I was fascinated by the bird’s powerful and terrible beauty.
It reminded me of the redheaded girl I had loved. They could both stop a beating heart if they lured you close enough.
Before the months with Phineas, those had been the happiest days of my life. Those short, shimmering weeks when I thought that she might love me back.
As it turned out, she never did.
Phineas and I get to know each other while I work odd jobs around his house.
I replace the rotting boards under the porch and learn that he likes planes and the music of Chausson. I scrape lichen from the gutters as he tells me about maps, cigars, and a good bottle of Bordeaux. He talks about soil when he poaches eggs for us in the mornings: mine extra runny, his always as dry as chalk and firm enough to bounce against the wall.
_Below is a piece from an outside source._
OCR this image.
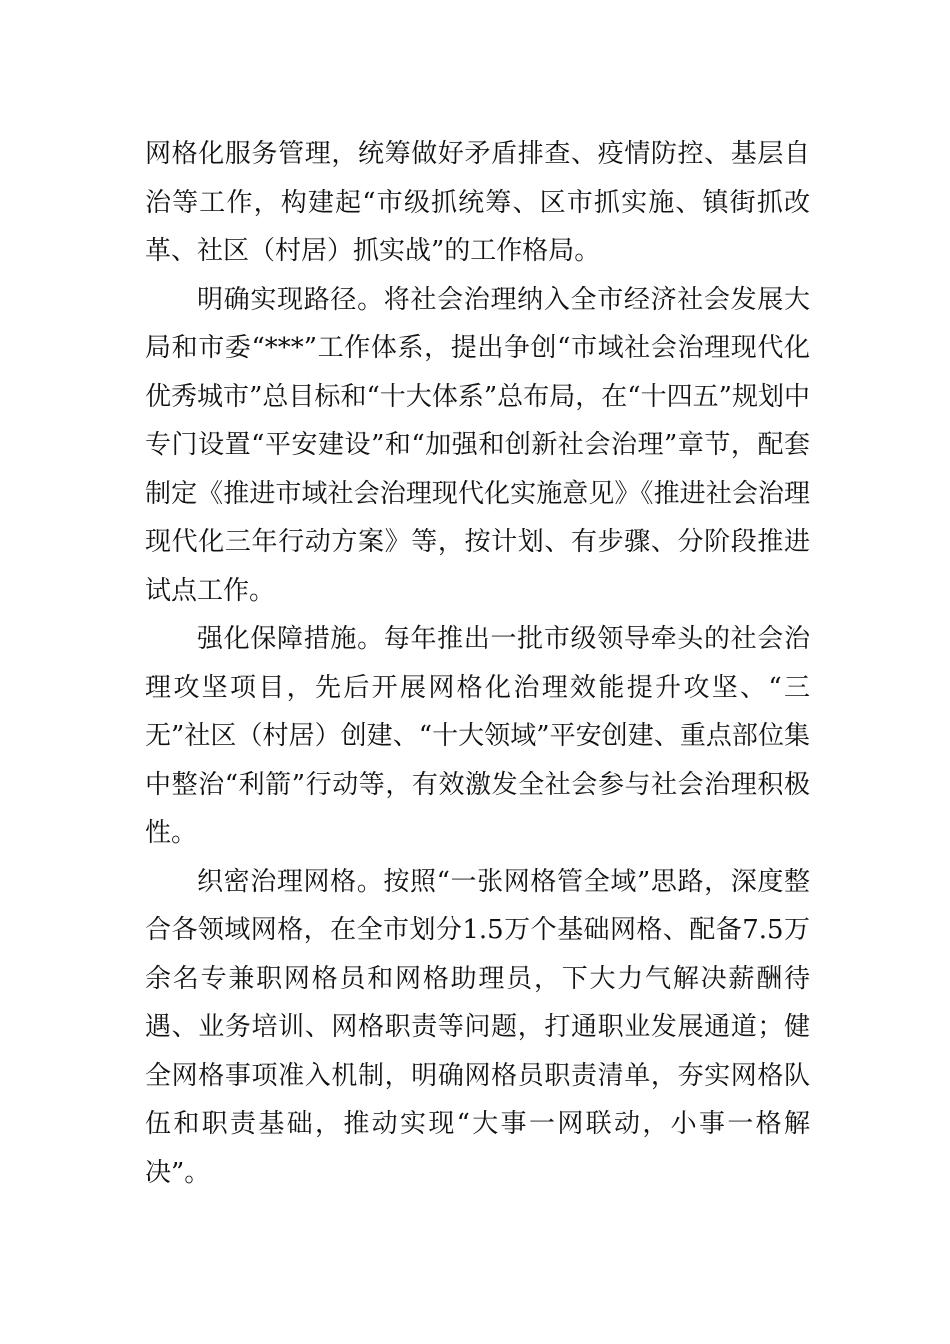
网格化服务管理，统筹做好矛盾排查、疫情防控、基层自治等工作，构建起“市级抓统筹、区市抓实施、镇街抓改革、社区（村居）抓实战”的工作格局。

明确实现路径。将社会治理纳入全市经济社会发展大局和市委“***”工作体系，提出争创“市域社会治理现代化优秀城市”总目标和“十大体系”总布局，在“十四五”规划中专门设置“平安建设”和“加强和创新社会治理”章节，配套制定《推进市域社会治理现代化实施意见》《推进社会治理现代化三年行动方案》等，按计划、有步骤、分阶段推进试点工作。

强化保障措施。每年推出一批市级领导牵头的社会治理攻坚项目，先后开展网格化治理效能提升攻坚、“三无”社区（村居）创建、“十大领域”平安创建、重点部位集中整治“利箭”行动等，有效激发全社会参与社会治理积极性。

织密治理网格。按照“一张网格管全域”思路，深度整合各领域网格，在全市划分1.5万个基础网格、配备7.5万余名专兼职网格员和网格助理员，下大力气解决薪酬待遇、业务培训、网格职责等问题，打通职业发展通道；健全网格事项准入机制，明确网格员职责清单，夯实网格队伍和职责基础，推动实现“大事一网联动，小事一格解决”。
And most of all, I notice his obsessive tidiness. Always, the tidiness.
When I slough off the old paint that curls like hangnails around the door, he joins me and hands me a lukewarm bottle of soda. “What did you want to be when you were young?” he asks.
“An inventor.”
“You like school growing up?”
I blink out at the ocean, gray and churlish, but I am picturing my wheelchair. Seeing myself as a young boy, watching the seasons go by from the window. Sketching birds. I imagine that Phineas and I spent the same years looking at the outside world, dreaming of different kinds of freedom.
“I never went to school. One year, I got far enough to be fitted for a uniform, but then influenza swept through.” I hesitate. “I . . . wasn’t well growing up. My legs haven’t always been so good.”
“What’s wrong with your legs?” he’d said. “They look fine to me.”
“They’re much stronger now. I don’t even limp anymore.”
“Did you have an accident?” he’d asked. “An illness?”
“Just a runt. Born too early.” I’d tried to keep my voice light, but instead I went and made it uncomfortable. Bringing up the day Mother died. I took a long swig of the warm soda, and his gaze slid away from me, the way people’s always do when I realize too late that I’ve said the wrong thing.